Hemolytic uremic syndrome (HUS) is characterized by microangiopathic hemolytic anemia, thrombocytopenia and acute renal failure. Most cases of HUS are characterized by a prodromal phase of diarrhea and melena, and affect mainly children. Here we report a unique case of adult-onset HUS that was associated with emphysematous cholecystitis and a liver abscess. The patient did not suffer from diarrhea or melena on admission, but abdominal CT scans revealed emphysematous cholecystitis and a liver abscess. Cholecystectomy was performed and the liver abscess was drained.
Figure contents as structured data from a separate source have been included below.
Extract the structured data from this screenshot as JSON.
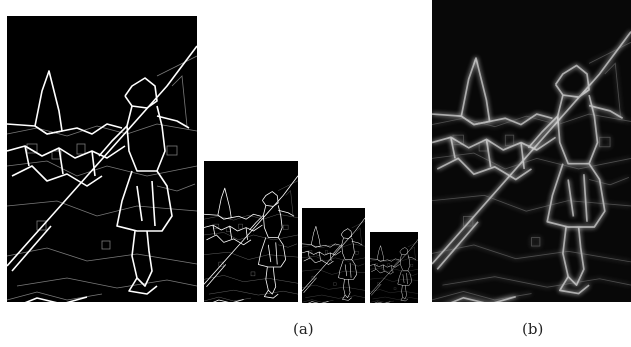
{
  "captions": {
    "a": "(a)",
    "b": "(b)"
  },
  "panels": {
    "a1": "edge-map-scale-1",
    "a2": "edge-map-scale-2",
    "a3": "edge-map-scale-3",
    "a4": "edge-map-scale-4",
    "b": "blurred-edge-map"
  },
  "colors": {
    "background": "#000000",
    "edge": "#ffffff",
    "faint_edge": "#8a8a8a"
  }
}
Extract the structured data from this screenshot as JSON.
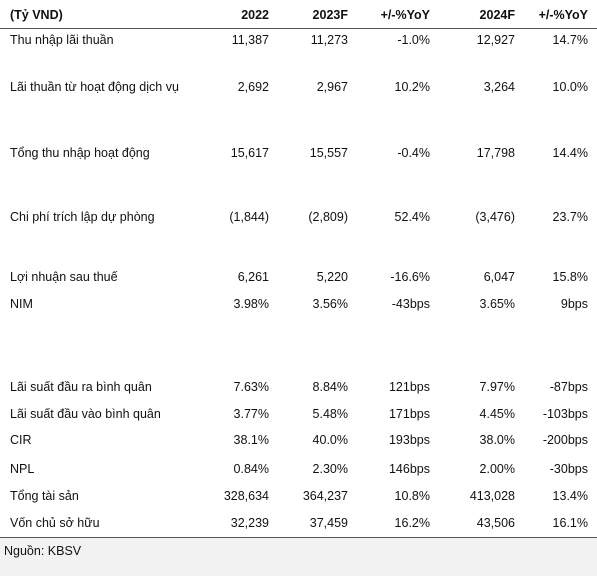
{
  "table": {
    "header": [
      "(Tỷ VND)",
      "2022",
      "2023F",
      "+/-%YoY",
      "2024F",
      "+/-%YoY"
    ],
    "rows": [
      [
        "Thu nhập lãi thuần",
        "11,387",
        "11,273",
        "-1.0%",
        "12,927",
        "14.7%"
      ],
      [
        "Lãi thuần từ hoạt động dịch vụ",
        "2,692",
        "2,967",
        "10.2%",
        "3,264",
        "10.0%"
      ],
      [
        "Tổng thu nhập hoạt động",
        "15,617",
        "15,557",
        "-0.4%",
        "17,798",
        "14.4%"
      ],
      [
        "Chi phí trích lập dự phòng",
        "(1,844)",
        "(2,809)",
        "52.4%",
        "(3,476)",
        "23.7%"
      ],
      [
        "Lợi nhuận sau thuế",
        "6,261",
        "5,220",
        "-16.6%",
        "6,047",
        "15.8%"
      ],
      [
        "NIM",
        "3.98%",
        "3.56%",
        "-43bps",
        "3.65%",
        "9bps"
      ],
      [
        "Lãi suất đầu ra bình quân",
        "7.63%",
        "8.84%",
        "121bps",
        "7.97%",
        "-87bps"
      ],
      [
        "Lãi suất đầu vào bình quân",
        "3.77%",
        "5.48%",
        "171bps",
        "4.45%",
        "-103bps"
      ],
      [
        "CIR",
        "38.1%",
        "40.0%",
        "193bps",
        "38.0%",
        "-200bps"
      ],
      [
        "NPL",
        "0.84%",
        "2.30%",
        "146bps",
        "2.00%",
        "-30bps"
      ],
      [
        "Tổng tài sản",
        "328,634",
        "364,237",
        "10.8%",
        "413,028",
        "13.4%"
      ],
      [
        "Vốn chủ sở hữu",
        "32,239",
        "37,459",
        "16.2%",
        "43,506",
        "16.1%"
      ]
    ]
  },
  "source": "Nguồn: KBSV"
}
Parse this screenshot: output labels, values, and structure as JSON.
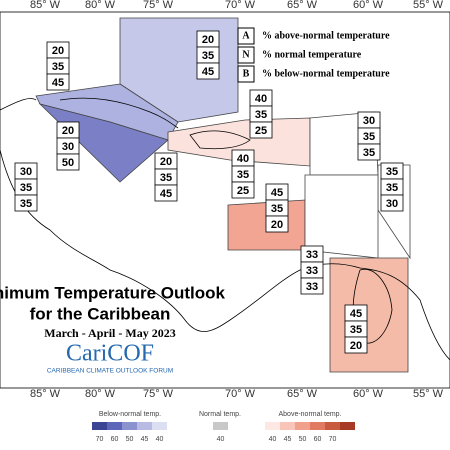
{
  "longitudes_top": [
    "85° W",
    "80° W",
    "75° W",
    "70° W",
    "65° W",
    "60° W",
    "55° W"
  ],
  "longitudes_bottom": [
    "85° W",
    "80° W",
    "75° W",
    "70° W",
    "65° W",
    "60° W",
    "55° W"
  ],
  "key": [
    {
      "letter": "A",
      "text": "% above-normal temperature"
    },
    {
      "letter": "N",
      "text": "% normal temperature"
    },
    {
      "letter": "B",
      "text": "% below-normal temperature"
    }
  ],
  "forecast_boxes": [
    [
      20,
      35,
      45
    ],
    [
      20,
      35,
      45
    ],
    [
      20,
      30,
      50
    ],
    [
      20,
      35,
      45
    ],
    [
      30,
      35,
      35
    ],
    [
      40,
      35,
      25
    ],
    [
      40,
      35,
      25
    ],
    [
      45,
      35,
      20
    ],
    [
      30,
      35,
      35
    ],
    [
      35,
      35,
      30
    ],
    [
      33,
      33,
      33
    ],
    [
      45,
      35,
      20
    ]
  ],
  "title": {
    "line1": "Minimum Temperature Outlook",
    "line2": "for the Caribbean",
    "period": "March - April - May 2023"
  },
  "logo": {
    "name": "CariCOF",
    "tagline": "CARIBBEAN CLIMATE OUTLOOK FORUM"
  },
  "legend": {
    "below": {
      "label": "Below-normal temp.",
      "ticks": [
        "70",
        "60",
        "50",
        "45",
        "40"
      ]
    },
    "normal": {
      "label": "Normal temp.",
      "ticks": [
        "40"
      ]
    },
    "above": {
      "label": "Above-normal temp.",
      "ticks": [
        "40",
        "45",
        "50",
        "60",
        "70"
      ]
    }
  }
}
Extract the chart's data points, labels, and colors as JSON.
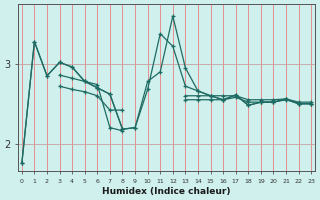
{
  "xlabel": "Humidex (Indice chaleur)",
  "bg_color": "#cff0ec",
  "line_color": "#1e6b63",
  "grid_color_v": "#f08080",
  "grid_color_h": "#d0b0b0",
  "x_values": [
    0,
    1,
    2,
    3,
    4,
    5,
    6,
    7,
    8,
    9,
    10,
    11,
    12,
    13,
    14,
    15,
    16,
    17,
    18,
    19,
    20,
    21,
    22,
    23
  ],
  "series1": [
    1.75,
    3.28,
    2.85,
    3.02,
    2.96,
    2.78,
    2.7,
    2.62,
    2.18,
    2.2,
    2.78,
    2.9,
    3.6,
    2.95,
    2.66,
    2.6,
    2.55,
    2.61,
    2.48,
    2.52,
    2.52,
    2.56,
    2.5,
    2.5
  ],
  "series2": [
    1.75,
    3.28,
    2.85,
    3.02,
    2.96,
    2.78,
    2.7,
    2.62,
    2.18,
    2.2,
    2.68,
    3.38,
    3.22,
    2.72,
    2.66,
    2.6,
    2.55,
    2.61,
    2.48,
    2.52,
    2.52,
    2.56,
    2.5,
    2.5
  ],
  "series3": [
    null,
    null,
    null,
    2.72,
    2.68,
    2.65,
    2.6,
    2.42,
    2.42,
    null,
    null,
    null,
    null,
    2.55,
    2.55,
    2.55,
    2.55,
    2.58,
    2.52,
    2.52,
    2.52,
    2.55,
    2.5,
    2.5
  ],
  "series4": [
    null,
    null,
    null,
    2.86,
    2.82,
    2.78,
    2.74,
    2.2,
    2.16,
    null,
    null,
    null,
    null,
    2.6,
    2.6,
    2.6,
    2.6,
    2.6,
    2.55,
    2.55,
    2.55,
    2.56,
    2.52,
    2.52
  ],
  "ylim": [
    1.65,
    3.75
  ],
  "yticks": [
    2,
    3
  ],
  "xlim": [
    -0.3,
    23.3
  ],
  "xtick_labels": [
    "0",
    "1",
    "2",
    "3",
    "4",
    "5",
    "6",
    "7",
    "8",
    "9",
    "10",
    "11",
    "12",
    "13",
    "14",
    "15",
    "16",
    "17",
    "18",
    "19",
    "20",
    "21",
    "22",
    "23"
  ]
}
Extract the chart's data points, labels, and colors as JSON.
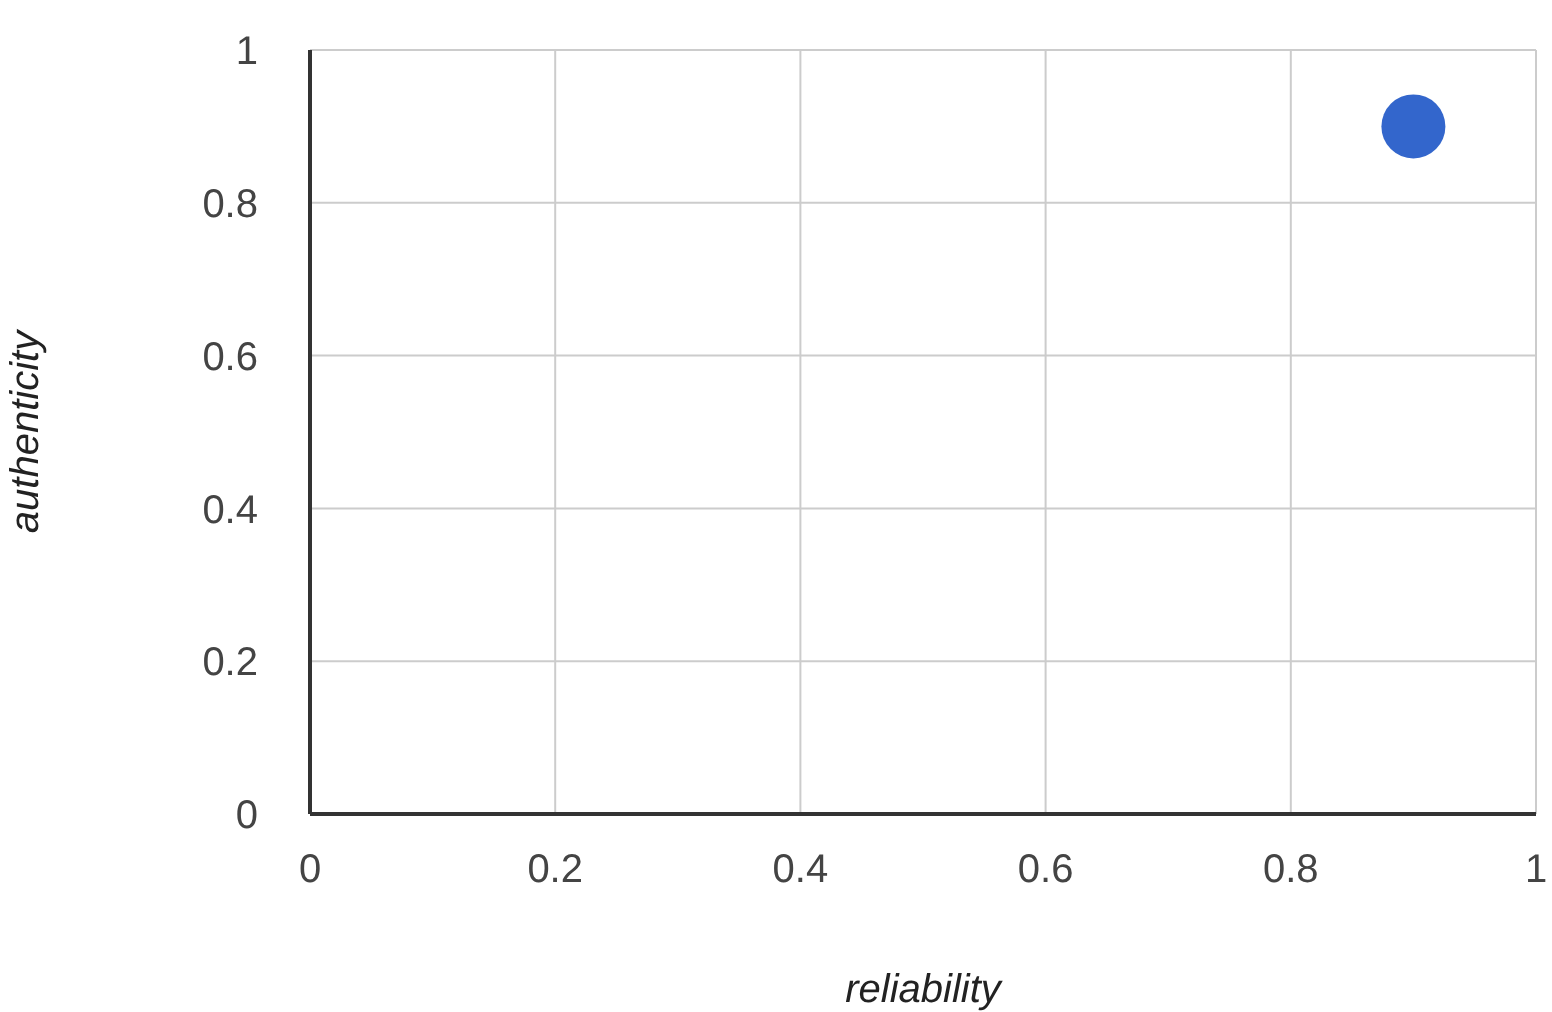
{
  "chart_data": {
    "type": "scatter",
    "xlabel": "reliability",
    "ylabel": "authenticity",
    "x": [
      0.9
    ],
    "series": [
      {
        "color": "#3366cc",
        "values": [
          0.9
        ]
      }
    ],
    "xlim": [
      0,
      1
    ],
    "xticks": [
      0,
      0.2,
      0.4,
      0.6,
      0.8,
      1
    ],
    "ylim": [
      0,
      1
    ],
    "yticks": [
      0,
      0.2,
      0.4,
      0.6,
      0.8,
      1
    ],
    "grid": true,
    "marker": "circle"
  }
}
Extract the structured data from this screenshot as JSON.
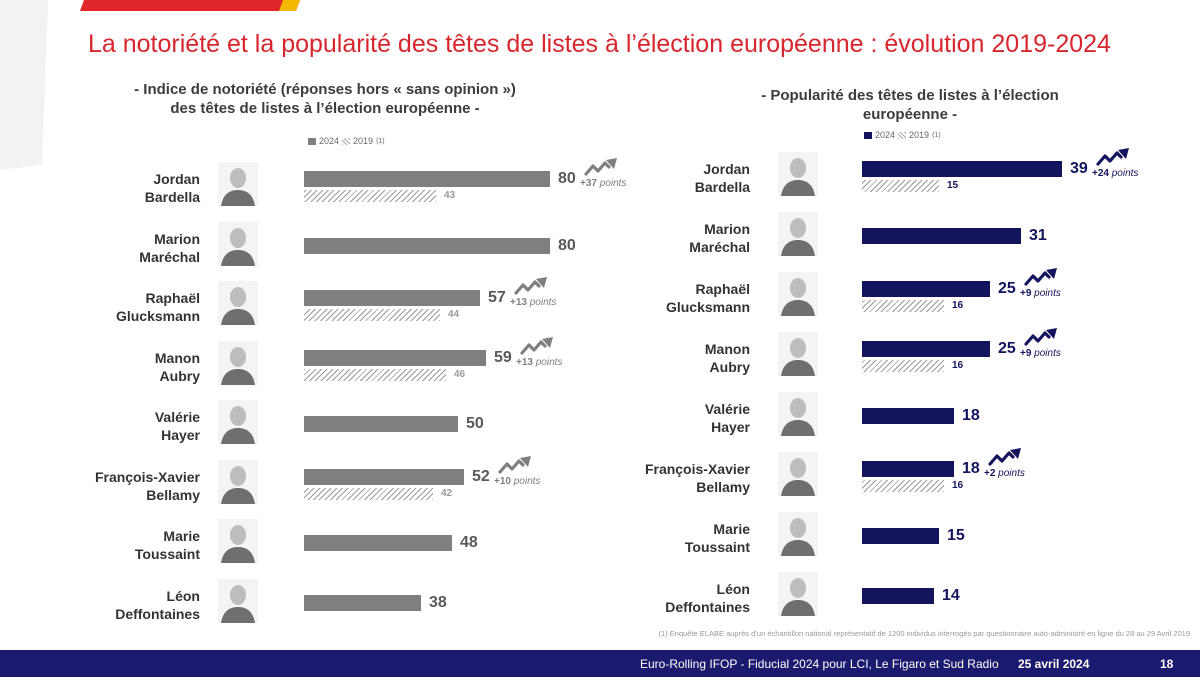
{
  "slide": {
    "title": "La notoriété et la popularité des têtes de listes à l’élection européenne : évolution 2019-2024",
    "left_subtitle_1": "- Indice de notoriété (réponses hors « sans opinion »)",
    "left_subtitle_2": "des têtes de listes à l’élection européenne -",
    "right_subtitle_1": "- Popularité des têtes de listes à l’élection",
    "right_subtitle_2": "européenne -",
    "legend_2024": "2024",
    "legend_2019": "2019",
    "legend_note": "(1)",
    "footnote": "(1) Enquête ELABE auprès d’un échantillon national représentatif de 1200 individus interrogés par questionnaire auto-administré en ligne du 28 au 29 Avril 2019",
    "footer_source": "Euro-Rolling IFOP - Fiducial 2024 pour LCI, Le Figaro et Sud Radio",
    "footer_date": "25 avril 2024",
    "page_number": "18"
  },
  "colors": {
    "title_red": "#d7262d",
    "left_bar_2024": "#7f7f7f",
    "left_value": "#595959",
    "right_bar_2024": "#14145e",
    "footer_navy": "#1a1a6e",
    "deco_red": "#e02628",
    "deco_yellow": "#f5b800"
  },
  "candidates": [
    {
      "line1": "Jordan",
      "line2": "Bardella",
      "icon": "person-photo-icon"
    },
    {
      "line1": "Marion",
      "line2": "Maréchal",
      "icon": "person-photo-icon"
    },
    {
      "line1": "Raphaël",
      "line2": "Glucksmann",
      "icon": "person-photo-icon"
    },
    {
      "line1": "Manon",
      "line2": "Aubry",
      "icon": "person-photo-icon"
    },
    {
      "line1": "Valérie",
      "line2": "Hayer",
      "icon": "person-photo-icon"
    },
    {
      "line1": "François-Xavier",
      "line2": "Bellamy",
      "icon": "person-photo-icon"
    },
    {
      "line1": "Marie",
      "line2": "Toussaint",
      "icon": "person-photo-icon"
    },
    {
      "line1": "Léon",
      "line2": "Deffontaines",
      "icon": "person-photo-icon"
    }
  ],
  "chart_data": [
    {
      "type": "bar",
      "orientation": "horizontal",
      "categories": [
        "Jordan Bardella",
        "Marion Maréchal",
        "Raphaël Glucksmann",
        "Manon Aubry",
        "Valérie Hayer",
        "François-Xavier Bellamy",
        "Marie Toussaint",
        "Léon Deffontaines"
      ],
      "series": [
        {
          "name": "2024",
          "values": [
            80,
            80,
            57,
            59,
            50,
            52,
            48,
            38
          ]
        },
        {
          "name": "2019",
          "values": [
            43,
            null,
            44,
            46,
            null,
            42,
            null,
            null
          ]
        }
      ],
      "deltas": [
        "+37",
        null,
        "+13",
        "+13",
        null,
        "+10",
        null,
        null
      ],
      "delta_unit": "points",
      "xlim": [
        0,
        100
      ],
      "legend": "top"
    },
    {
      "type": "bar",
      "orientation": "horizontal",
      "categories": [
        "Jordan Bardella",
        "Marion Maréchal",
        "Raphaël Glucksmann",
        "Manon Aubry",
        "Valérie Hayer",
        "François-Xavier Bellamy",
        "Marie Toussaint",
        "Léon Deffontaines"
      ],
      "series": [
        {
          "name": "2024",
          "values": [
            39,
            31,
            25,
            25,
            18,
            18,
            15,
            14
          ]
        },
        {
          "name": "2019",
          "values": [
            15,
            null,
            16,
            16,
            null,
            16,
            null,
            null
          ]
        }
      ],
      "deltas": [
        "+24",
        null,
        "+9",
        "+9",
        null,
        "+2",
        null,
        null
      ],
      "delta_unit": "points",
      "xlim": [
        0,
        39
      ],
      "legend": "top"
    }
  ]
}
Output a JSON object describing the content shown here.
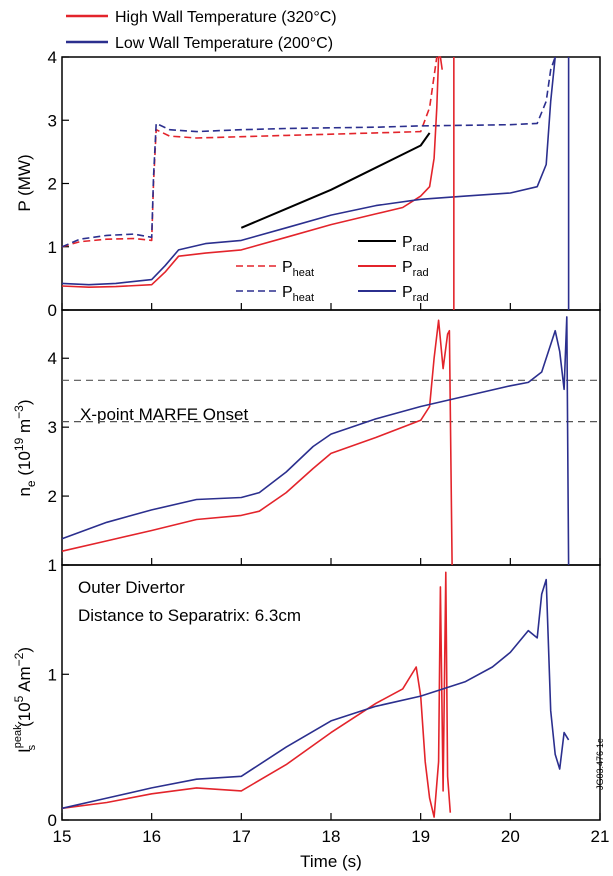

Cultures of the bile and liver abscess contents were negative, but the serum samples had antibodies against Escherichia coli (E. coli) O157. The patient was anuric for 14 days, and underwent hemodialysis that was repeated 15 times and plasma exchanges 6 times. She recovered from acute renal failure but with inadequate urinary concentrating ability as a sequela. Histopathological examination of renal biopsy specimens on the 83rd hospital day revealed almost normal glomeruli and patchy atrophy of tubules with an increase of interstitium. This is a very rare case of HUS associated with emphysematous cholecystitis and a liver abscess successfully treated with aggressive supportive care. It is possible that an infection with verotoxin-producing E. coli O157 caused the disease.